A 2015 systematic review suggested the use of baclofen and gabapentin as first line agents in treating hiccups with metoclopramide and chlorpromazine used as second line agents. A follow up systematic review in 2017 published in the journal of emergency medicine found that only baclofen and metoclopramide had randomized control trials supporting their efficacy. Baclofen was found to be particularly effective for treatment of intractable hiccups associated with stroke.
Treatment options:
• Baclofen 5 to 10 mg PO TID,
• Gabapentin 100 to 400mg PO TID,
• Metoclopramide 10mg PO TID or QID,
• Chlorpromazine 25mg PO TID,
A recent case report published in the American Journal of Emergency Medicine (Kocak et al., 2020) demonstrated almost immediate termination of hiccups in a patient following a subdermal injection of lidocaine and thiocolchicoside into the sternocleidomastoid muscle and epigastric region.
Back to our case
Our patient settles into a bed in the trauma bay and his repeat vitals show a declining blood pressure and increasing heart rate. His only complaint at this time continues to be his persistent hiccups. Cardiac, respiratory, abdominal and CNS exams are unremarkable. When you assess the “small lump” on his back you find an area of erythema extending from the superior tip of his scapula to his L1/L2 region inferiorly with a large softball size nodule around the lateral border of his scapula. You initiate empiric therapy with pip/tazo and clindamycin and call for an urgent CT scan and surgical consult.
While prepping for the scan the patient asks about treatment for his hiccups. You decide to try metoclopramide 10mg IV, which does nothing to alleviate his hiccups. His CT scan confirms a massive abscess extending from his deltoid muscle to his obliques with infiltration into the muscle and fascia.
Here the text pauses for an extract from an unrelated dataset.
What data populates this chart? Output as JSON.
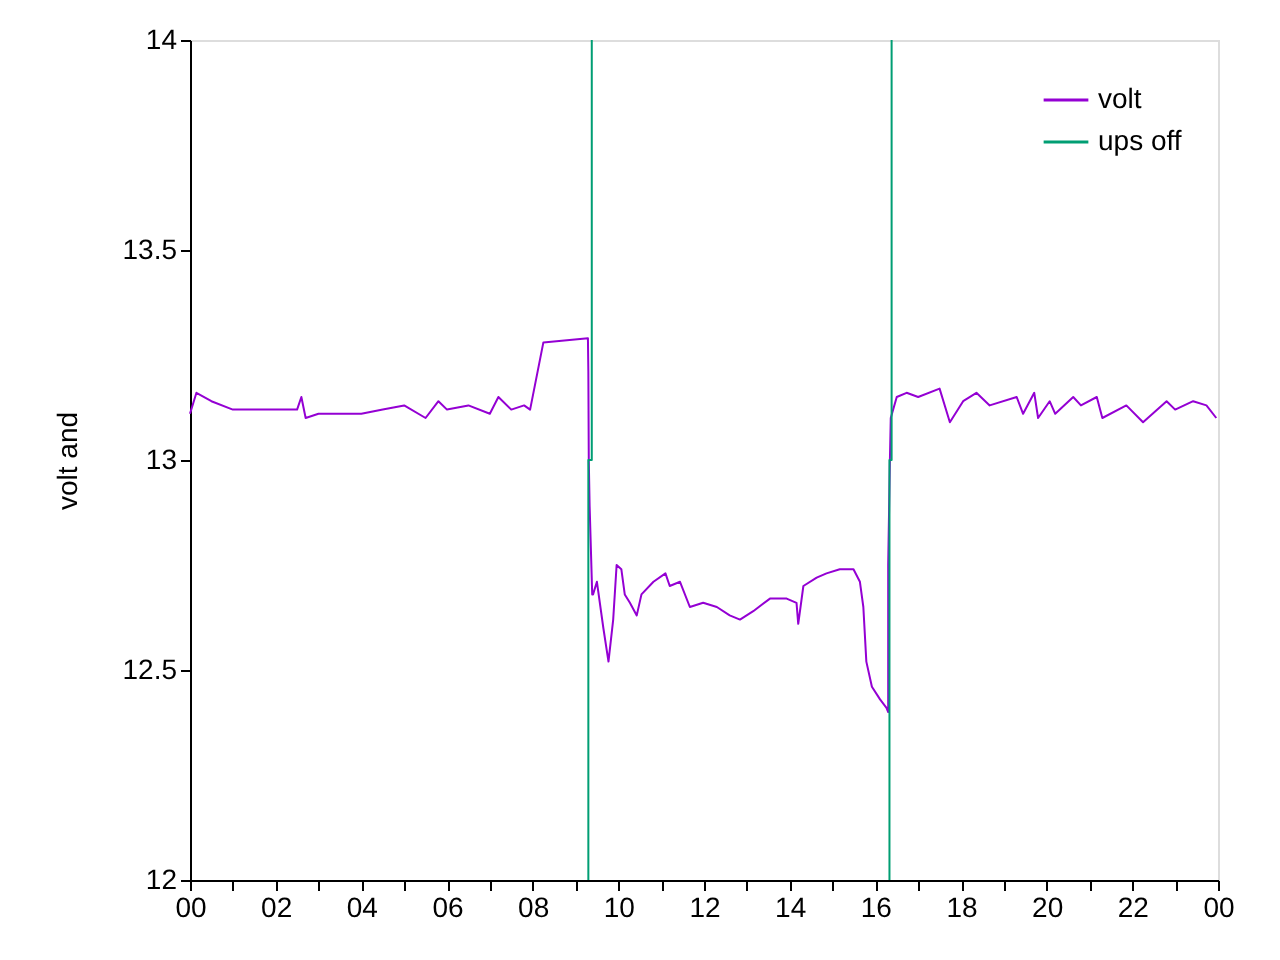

He is taken to the OR by a team of 3 surgeons for emergent debridement of his necrotizing fasciitis. After a brief stay in the ICU he is transferred to the surgical floor where you find out his hiccups have resolved.
Summary
The next time you are working in the emergency department and a patient presents with hiccups here are a few helpful points to remember:
• Patients with hiccups lasting less than 48 hours in the absence of red flag / systemic symptoms typically do not require medical workup or treatment.
– Physical maneuvers to terminate hiccups may provide relief for patients in the ED.
• Patients with persistent hiccups over 48 hours warrant a full physical exam and laboratory studies tailored to the patient’s history as hiccups may be the initial manifestation of an underlying neoplasm, infection, or metabolic disorder.
• If no underlying etiology is found there is reasonable evidence to support empiric treatment with metoclopramide 10mg PO TID or baclofen 5 to 10mg PO TID.
• In patients with persistent hiccups secondary to another disease process empiric treatment may be a useful adjunct while the underlying cause is addressed.
References
Polito NB, Fellows SE. Pharmacologic Interventions for Intractable and Persistent Hiccups: A Systematic Review. J Emerg Med. 2017 Oct;53(4):540-549. doi: 10.1016/j.jemermed.2017.05.033. PMID: 29079070.
Steger M, Schneemann M, Fox M. Systemic review: the pathogenesis and pharmacological treatment of hiccups. Aliment Pharmacol Ther. 2015 Nov;42(9):1037-50. doi: 10.1111/apt.13374. Epub 2015 Aug 25. PMID: 26307025.
Kocak AO, Akbas I, Betos Kocak M, Akgol Gur ST, Cakir Z. Intradermal injection for hiccup therapy in the Emergency Department. Am J Emerg Med. 2020 Sep;38(9):1935-1937. doi: 10.1016/j.ajem.2020.03.044. Epub 2020 Mar 25. PMID: 32245702.
Chang, F. Y., & Lu, C. L. (2012). Hiccup: mystery, nature and treatment. Journal of neurogastroenterology and motility, 18(2), 123–130. https://doi.org/10.5056/jnm.2012.18.2.123
Image of reflex arc: http://blog.clinicalmonster.com/2017/03/23/so-bored-i-hiccuped/
Marion, DW. Hiccups. In: UpToDate, Post, TW (Ed), UpToDate, Waltham, MA, 2020.